Comme les pistes de notre pays
Nous étions Français et les Indiens aiment la guerre
disait mon père
ils combattirent ensemble
contre les Anglais
et bien que parfaitement vrai
c'est quand même un mensonge
Français et Indien
se battent encore dans mon sang
Les jésuites qui avaient remonté le Saint-Laurent
trouvèrent que les gens y étaient non civilisés
ils ne battrons pas leurs enfants
écrit-il dans son journal à la lumière de la bougie
et les hommes écoutent trop
leurs femmes
Toi qui m'apprend à ne voir aucune frontière
à connaître le nord-est d'un territoire
n'a jamais entendu le mot Ndakinna
mais l'a traduit sans le savoir
notre pays, le pays Abenaki
Grands-mères et grands-pères
errent dans mon sang
arpentent le pays de mon corps
comme les pistes de Ndakinna
du rivage à la forêt
Ils marchent sans repos
chassés par des yeux bleus et une peau blanche
survivant sous terre
l'invisibilité est leur meilleure défense
Grands-mères, grands-pères,
un filet de votre sang coule en moi
mon regard vous attrape
de profil dans un miroir
les lignes du nez et du menton
me surprennent, puis s'enfoncent
derrière les couleurs de l'ennemi
Vous marchez sur la piste
qui déclare ce corps
territoire Abenaki
et comme le rêveur
vous prononcez mon vrai nom
Ndakinna
MEDECINE WOMAN for dovie (petite colombe)

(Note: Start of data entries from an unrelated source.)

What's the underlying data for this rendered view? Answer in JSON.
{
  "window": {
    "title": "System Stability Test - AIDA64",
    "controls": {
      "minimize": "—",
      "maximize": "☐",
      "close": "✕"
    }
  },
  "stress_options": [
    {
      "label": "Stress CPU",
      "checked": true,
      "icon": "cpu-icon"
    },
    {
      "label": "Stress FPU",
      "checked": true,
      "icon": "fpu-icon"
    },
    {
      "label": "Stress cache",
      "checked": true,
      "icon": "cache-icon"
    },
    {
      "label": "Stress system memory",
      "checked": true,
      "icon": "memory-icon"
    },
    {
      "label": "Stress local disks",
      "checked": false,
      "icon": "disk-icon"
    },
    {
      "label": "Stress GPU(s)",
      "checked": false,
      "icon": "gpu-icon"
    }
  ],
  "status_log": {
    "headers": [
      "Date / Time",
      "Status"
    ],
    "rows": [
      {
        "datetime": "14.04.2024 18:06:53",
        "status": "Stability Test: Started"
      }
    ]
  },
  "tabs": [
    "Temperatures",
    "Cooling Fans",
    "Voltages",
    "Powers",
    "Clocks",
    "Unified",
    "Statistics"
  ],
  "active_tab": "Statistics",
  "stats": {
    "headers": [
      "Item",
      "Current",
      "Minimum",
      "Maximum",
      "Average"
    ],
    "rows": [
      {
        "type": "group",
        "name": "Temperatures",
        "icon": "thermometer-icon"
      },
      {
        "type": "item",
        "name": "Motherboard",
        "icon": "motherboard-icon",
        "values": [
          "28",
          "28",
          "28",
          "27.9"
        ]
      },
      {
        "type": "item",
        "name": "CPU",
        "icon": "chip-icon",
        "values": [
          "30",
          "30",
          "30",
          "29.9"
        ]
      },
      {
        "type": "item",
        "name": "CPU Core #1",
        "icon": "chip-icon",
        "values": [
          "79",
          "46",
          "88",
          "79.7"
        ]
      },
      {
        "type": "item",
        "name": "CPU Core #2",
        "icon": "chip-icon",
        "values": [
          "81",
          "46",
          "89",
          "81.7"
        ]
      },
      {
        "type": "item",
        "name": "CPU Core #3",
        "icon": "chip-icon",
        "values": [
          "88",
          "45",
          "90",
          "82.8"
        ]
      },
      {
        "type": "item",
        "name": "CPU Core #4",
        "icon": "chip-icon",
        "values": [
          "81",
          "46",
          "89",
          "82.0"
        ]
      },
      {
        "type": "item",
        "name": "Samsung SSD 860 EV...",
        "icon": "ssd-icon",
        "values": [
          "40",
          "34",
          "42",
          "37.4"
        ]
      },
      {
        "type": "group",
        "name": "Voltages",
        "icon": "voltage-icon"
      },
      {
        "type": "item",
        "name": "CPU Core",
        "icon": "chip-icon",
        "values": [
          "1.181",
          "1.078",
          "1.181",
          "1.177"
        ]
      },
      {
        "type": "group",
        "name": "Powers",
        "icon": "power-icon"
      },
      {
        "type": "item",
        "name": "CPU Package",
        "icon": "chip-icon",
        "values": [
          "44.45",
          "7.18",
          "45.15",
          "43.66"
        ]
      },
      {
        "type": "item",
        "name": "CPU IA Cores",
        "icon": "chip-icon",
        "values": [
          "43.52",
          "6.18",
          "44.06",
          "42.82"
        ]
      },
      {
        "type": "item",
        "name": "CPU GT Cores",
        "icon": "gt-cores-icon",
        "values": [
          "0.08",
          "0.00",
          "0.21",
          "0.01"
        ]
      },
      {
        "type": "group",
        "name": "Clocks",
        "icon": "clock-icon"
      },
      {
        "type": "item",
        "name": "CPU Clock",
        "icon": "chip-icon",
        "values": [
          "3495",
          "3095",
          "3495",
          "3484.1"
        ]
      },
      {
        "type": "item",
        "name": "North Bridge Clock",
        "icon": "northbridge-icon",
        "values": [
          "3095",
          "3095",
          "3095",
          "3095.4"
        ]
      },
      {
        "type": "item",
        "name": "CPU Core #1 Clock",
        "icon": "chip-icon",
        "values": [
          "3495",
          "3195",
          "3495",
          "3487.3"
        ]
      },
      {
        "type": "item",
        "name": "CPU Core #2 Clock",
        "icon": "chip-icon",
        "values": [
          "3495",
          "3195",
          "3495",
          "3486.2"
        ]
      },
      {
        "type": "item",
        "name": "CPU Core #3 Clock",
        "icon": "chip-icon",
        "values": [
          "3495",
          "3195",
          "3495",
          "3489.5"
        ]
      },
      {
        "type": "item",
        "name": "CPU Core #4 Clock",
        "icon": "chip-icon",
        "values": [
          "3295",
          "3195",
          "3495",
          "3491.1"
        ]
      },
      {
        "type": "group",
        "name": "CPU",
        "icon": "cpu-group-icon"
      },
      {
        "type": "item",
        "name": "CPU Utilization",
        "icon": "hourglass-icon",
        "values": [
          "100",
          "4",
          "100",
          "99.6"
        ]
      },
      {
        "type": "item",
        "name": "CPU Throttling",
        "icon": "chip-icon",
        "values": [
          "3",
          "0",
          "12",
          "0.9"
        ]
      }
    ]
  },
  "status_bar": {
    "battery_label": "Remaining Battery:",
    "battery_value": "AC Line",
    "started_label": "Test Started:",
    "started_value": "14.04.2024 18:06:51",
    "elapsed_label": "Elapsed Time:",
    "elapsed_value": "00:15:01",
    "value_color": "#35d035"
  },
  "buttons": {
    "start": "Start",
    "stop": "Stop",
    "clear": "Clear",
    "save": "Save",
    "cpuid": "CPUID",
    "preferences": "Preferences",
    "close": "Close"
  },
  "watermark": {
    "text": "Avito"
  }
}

Medecine woman ils m'appelaient
comme s'il m'avait été possible d'aimer ce nom
c'était pareil à l'école les enfants
me surnommaient petite colombe
et ce à cause d'une chanson idiote
qui parlait une fois de plus d'une Indienne
allant à grands pas vers la mort
(comment cela se fait-il) que tu aies un nom d'animal? comment ça s'fait
me demandaient-ils, ( comment ? ) hein?
et je rentrais chez moi pour interroger mon père
comment cela se fait-il papa,
que je porte un nom d'animal?
à présent des femmes blanches entrent dans ma boutique
et me demandent d'aller bénir leurs maisons
( je veux moi leur poser cette question : qu'est-ce qui ne va pas ? )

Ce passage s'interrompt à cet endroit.